Ao contrário do que tem sido sustentado com frequência, no entanto, não só o governo pode interferir nas linhas estratégicas de gestão da Petrobras, como está obrigado a fazê-lo, já que a criação de empresas estatais depende sempre de autorização por lei, que impõe o direcionamento da sua gestão também para a busca de objetivos de interesse público.
Isso não significa que os acionistas privados possam ser atropelados pelo controlador estatal. Essencialmente, eles têm direito a ser adequadamente informados quanto às finalidades púbicas de que a estatal será instrumento e ao impacto negativo dessa atuação para a sua rentabilidade. Bem informado, poderá tomar a decisão de realizar ou não o investimento em uma empresa dessa natureza. Nesse caso, deverá poder confiar em uma estrutura de governança adequada, que assegure o respeito às estratégias previamente definidas.
Há outras questões, no entanto, que são muito relevantes para a orientação da política de preços da Petrobras, que dizem respeito ao mercado interno de óleo e gás e à segurança do abastecimento nacional. O debate público, contudo, tem passado ao largo de tais questões cruciais, que merecem mais atenção e reflexão por parte da sociedade brasileira.
Política de preço por paridade internacional
Trata-se essencialmente de uma metodologia pela qual a empresa estabelece os preços pelos quais comercializa os combustíveis no mercado interno, tomando em conta não os seus custos de produção, somados a uma margem pretendida de lucro, mas sim com base numa estimativa de qual seria o custo da importação desses combustíveis, o que leva em conta os preços praticados no mercado internacional, sujeitos à flutuação desse mercado, muito sensível às variações da conjuntura política e econômica mundial, as variações cambiais internas, além dos custos de importação para o mercado brasileiro.
Essa política de paridade com os preços internacionais é o resultado de uma reação às críticas que se avolumaram mais recentemente contra o uso político que vinha sendo feito da Petrobras, buscando-se o controle inflacionário pela retenção artificial das elevações de preço dos combustíveis, que impactam sensivelmente o custo de frete, com reflexo significativo no mercado interno, já que a logística de distribuição no Brasil é extremamente concentrada no modal rodoviário.
O grande problema dessa política é que ela associa o preço dos combustíveis cobrados na bomba à volatilidade do mercado internacional. Especialmente diante de circunstâncias como as atuais — em que o preço internacional tem experimentado significativa elevação e o real tem apresentado considerável desvalorização frente a moedas internacionais, como o dólar —, o efeito é devastador para a economia doméstica.

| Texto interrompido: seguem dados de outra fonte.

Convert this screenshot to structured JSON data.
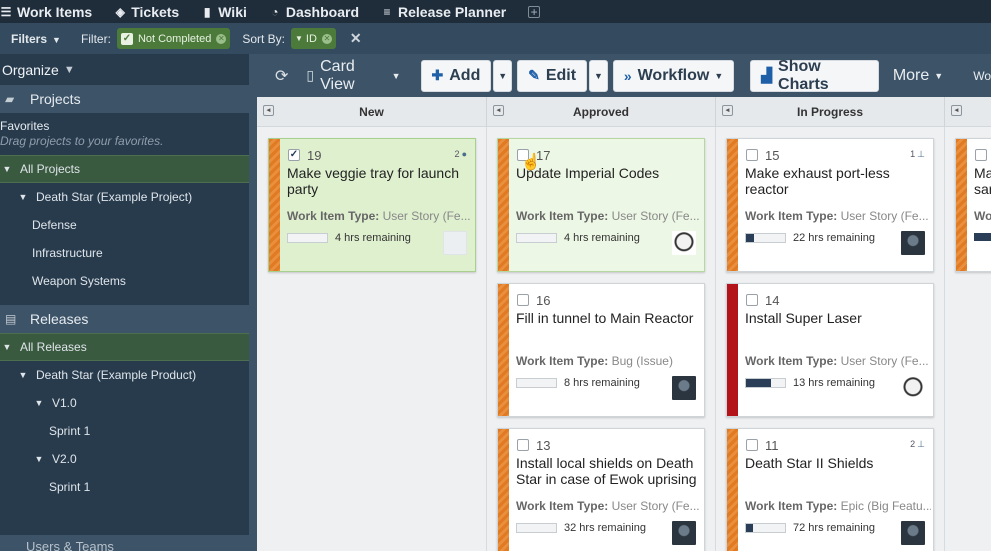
{
  "nav": {
    "tabs": [
      {
        "label": "Work Items",
        "icon": "list-icon"
      },
      {
        "label": "Tickets",
        "icon": "ticket-icon"
      },
      {
        "label": "Wiki",
        "icon": "document-icon"
      },
      {
        "label": "Dashboard",
        "icon": "dashboard-icon"
      },
      {
        "label": "Release Planner",
        "icon": "planner-icon"
      }
    ],
    "add_tab_icon": "plus-icon"
  },
  "filterbar": {
    "filters_label": "Filters",
    "filter_label": "Filter:",
    "filter_value": "Not Completed",
    "sortby_label": "Sort By:",
    "sort_value": "ID"
  },
  "sidebar": {
    "organize_label": "Organize",
    "projects_label": "Projects",
    "favorites_title": "Favorites",
    "favorites_hint": "Drag projects to your favorites.",
    "all_projects": "All Projects",
    "project_items": [
      "Death Star (Example Project)",
      "Defense",
      "Infrastructure",
      "Weapon Systems"
    ],
    "releases_label": "Releases",
    "all_releases": "All Releases",
    "release_items": [
      "Death Star (Example Product)",
      "V1.0",
      "Sprint 1",
      "V2.0",
      "Sprint 1"
    ],
    "users_label": "Users & Teams"
  },
  "toolbar": {
    "view_label": "Card View",
    "add_label": "Add",
    "edit_label": "Edit",
    "workflow_label": "Workflow",
    "charts_label": "Show Charts",
    "more_label": "More",
    "cut_label": "Wo"
  },
  "columns": [
    "New",
    "Approved",
    "In Progress"
  ],
  "cards": {
    "c19": {
      "id": "19",
      "title": "Make veggie tray for launch party",
      "type_label": "Work Item Type:",
      "type_value": "User Story (Fe...",
      "remaining": "4 hrs remaining",
      "badge": "2",
      "checked": "✓",
      "progress": 0
    },
    "c17": {
      "id": "17",
      "title": "Update Imperial Codes",
      "type_label": "Work Item Type:",
      "type_value": "User Story (Fe...",
      "remaining": "4 hrs remaining",
      "progress": 0
    },
    "c15": {
      "id": "15",
      "title": "Make exhaust port-less reactor",
      "type_label": "Work Item Type:",
      "type_value": "User Story (Fe...",
      "remaining": "22 hrs remaining",
      "badge": "1",
      "progress": 0.2
    },
    "c16": {
      "id": "16",
      "title": "Fill in tunnel to Main Reactor",
      "type_label": "Work Item Type:",
      "type_value": "Bug (Issue)",
      "remaining": "8 hrs remaining",
      "progress": 0
    },
    "c14": {
      "id": "14",
      "title": "Install Super Laser",
      "type_label": "Work Item Type:",
      "type_value": "User Story (Fe...",
      "remaining": "13 hrs remaining",
      "progress": 0.65
    },
    "c13": {
      "id": "13",
      "title": "Install local shields on Death Star in case of Ewok uprising",
      "type_label": "Work Item Type:",
      "type_value": "User Story (Fe...",
      "remaining": "32 hrs remaining",
      "progress": 0
    },
    "c11": {
      "id": "11",
      "title": "Death Star II Shields",
      "type_label": "Work Item Type:",
      "type_value": "Epic (Big Featu...",
      "remaining": "72 hrs remaining",
      "badge": "2",
      "progress": 0.18
    },
    "partial_top": {
      "title": "Ma sar",
      "type_label": "Wo"
    }
  }
}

Um dos primeiros efeitos dessa política de paridade foi a traumática greve dos caminhoneiros de 2018, que ameaçou o abastecimento nacional de itens básicos, incluindo alimentos, espalhando grande apreensão na população. A solução naquela época foi implantar um tabelamento estatal de preços mínimos para o frete rodoviário. A contradição é escrachada: para manter os preços cobrados pela Petrobras alinhados com o mercado internacional, o Estado organizava um cartel oficial para o serviço de frete. A constitucionalidade dessa medida merece uma análise própria, que o escopo deste texto não comporta.
Sucessivas crises entre a Petrobras e a União
O assunto voltou a ocupar as manchetes após a demissão de Roberto Castello Branco da presidência companhia, em fevereiro do ano passado, em meio a uma série de declarações públicas do presidente da República, Jair Bolsonaro, expressando sua insatisfação com os seguidos reajustes dos combustíveis praticados pela estatal. Após essa primeira demissão, em fevereiro de 2021, outras duas já se seguiram, além da demissão do próprio ministro das Minas e Energia.
Todas essas demissões tiveram por pano de fundo a mesma polêmica. Durante uma de suas lives semanais, o Presidente da República, expressando sua irritação, chegou a afirmar que a Petrobras não é uma empresa estatal, alegando não possuir poder para interferir na definição dos seus preços. O próprio general Silva e Luna, um dos seus últimos presidentes, chegou a afirmar que a Petrobras não pode fazer política pública.
Discursos desse tipo têm encontrado certo eco no debate público, contribuindo para a consolidação de uma impressão equivocada de que a existência de acionistas privados na Petrobras impede a sua utilização como veículo para a implantação de políticas públicas.
Antes de mais nada, é relevante esclarecer que a Petrobras é sim uma empresa estatal. Embora o termo não tenha uma definição legal, é tradicionalmente utilizado para designar aquelas empresas cujo controle societário é exercido pelo Estado por imposição legal. É o caso das empresas públicas, cujo capital é integralmente pertencente a entes púbicos e das sociedades de economia mista, como a Petrobras, de cujo capital também podem participar particulares e empresas da iniciativa privada.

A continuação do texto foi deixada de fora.